Even the most seasoned and successful physicians experience ‘imposter syndrome’ – that nagging feeling of self-doubt in so many of us – during times of personal struggle or when confronted by an error, according to a new study from the Centre for Education Research & Innovation (CERI) at the Schulich School of Medicine & Dentistry.
The study was recently published in the journal Academic Medicine, and was co-authored by Drs. Kori LaDonna of the University of Ottawa, Chris Watling of Schulich and Shiphra Ginsburg of the Wilson Centre at the University of Toronto.
“We set out to study how physicians in practice navigate moments of failure or struggle,” said Watling, a CERI scientist and the Associate Dean of Postgraduate Medical Education at Schulich. “We wanted to see if there were approaches that would be useful to struggling learners in the context of medical education.”
Rather than studying those who were consistently underperforming, the group studied very successful people to see what they do to navigate and overcome those struggles.
Twenty-eight practicing physicians were interviewed about their experiences and the researchers said early in the data collection process, participants spontaneously identified ‘imposter syndrome’ as a feature of their experiences. The study results identified many of the study participants – even those at advanced career stages – questioned the validity of their achievements.
“There was this strong and unexpected thread of imposter syndrome identified during those interviews,” Watling said. “We thought it was important to explore. Qualitative research requires us as researchers to follow compelling leads we identify in the data, so we started specifically asking questions that would elaborate on that idea.”

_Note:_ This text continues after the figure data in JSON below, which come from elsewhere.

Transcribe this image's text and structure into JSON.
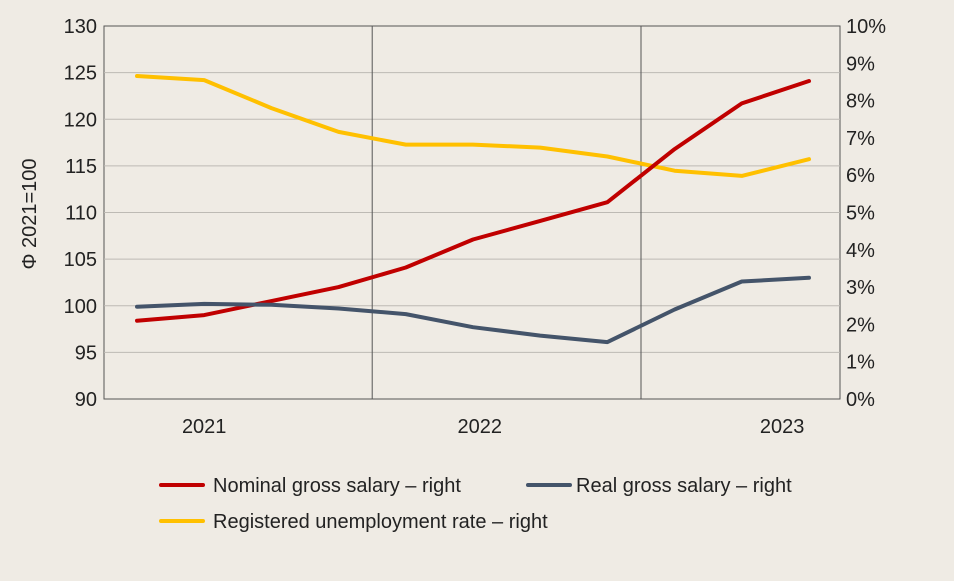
{
  "chart_data": {
    "type": "line",
    "ylabel_left": "Φ 2021=100",
    "ylim_left": [
      90,
      130
    ],
    "yticks_left": [
      "90",
      "95",
      "100",
      "105",
      "110",
      "115",
      "120",
      "125",
      "130"
    ],
    "ylim_right": [
      0,
      10
    ],
    "yticks_right": [
      "0%",
      "1%",
      "2%",
      "3%",
      "4%",
      "5%",
      "6%",
      "7%",
      "8%",
      "9%",
      "10%"
    ],
    "x_groups": [
      "2021",
      "2022",
      "2023"
    ],
    "x": [
      1,
      2,
      3,
      4,
      5,
      6,
      7,
      8,
      9,
      10,
      11
    ],
    "grid": "vertical group separators",
    "legend_position": "bottom",
    "series": [
      {
        "name": "Nominal gross salary – right",
        "color": "#c00000",
        "axis": "left",
        "values": [
          98.4,
          99.0,
          100.5,
          102.0,
          104.1,
          107.1,
          109.1,
          111.1,
          116.8,
          121.7,
          124.1
        ]
      },
      {
        "name": "Real gross salary – right",
        "color": "#44546a",
        "axis": "left",
        "values": [
          99.9,
          100.2,
          100.1,
          99.7,
          99.1,
          97.7,
          96.8,
          96.1,
          99.6,
          102.6,
          103.0
        ]
      },
      {
        "name": "Registered unemployment rate – right",
        "color": "#ffc000",
        "axis": "right",
        "values": [
          8.66,
          8.55,
          7.8,
          7.16,
          6.82,
          6.82,
          6.74,
          6.5,
          6.12,
          5.98,
          6.43
        ]
      }
    ]
  }
}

The article is creating buzz with the medical community online, gaining traction and sparking conversation on social media platforms like Twitter. This is encouraging to the team they may have hit the nail on the head.
“Resonance is one way of assessing the rigor of qualitative research,” explained LaDonna, who just completed her postdoctoral fellowship at CERI and is the lead author on the study. “Our team is thrilled with the uptake on social media, particularly that our work seems to have provided an opportunity for people to safely talk about both their failures and feelings of imposter syndrome.”
One of the reasons they suspect the medical community is so interested in this data is because the concept of underperformance is not talked about a lot in medicine.
“It’s a very confidence-oriented profession,” Watling said. “There aren’t a lot of venues for physicians to share self-doubt and the sense maybe they aren’t up to the task they’ve been given.”
The hope now is to explore how these imposter syndrome feelings might influence a mentor’s ability to help learners through their own struggles.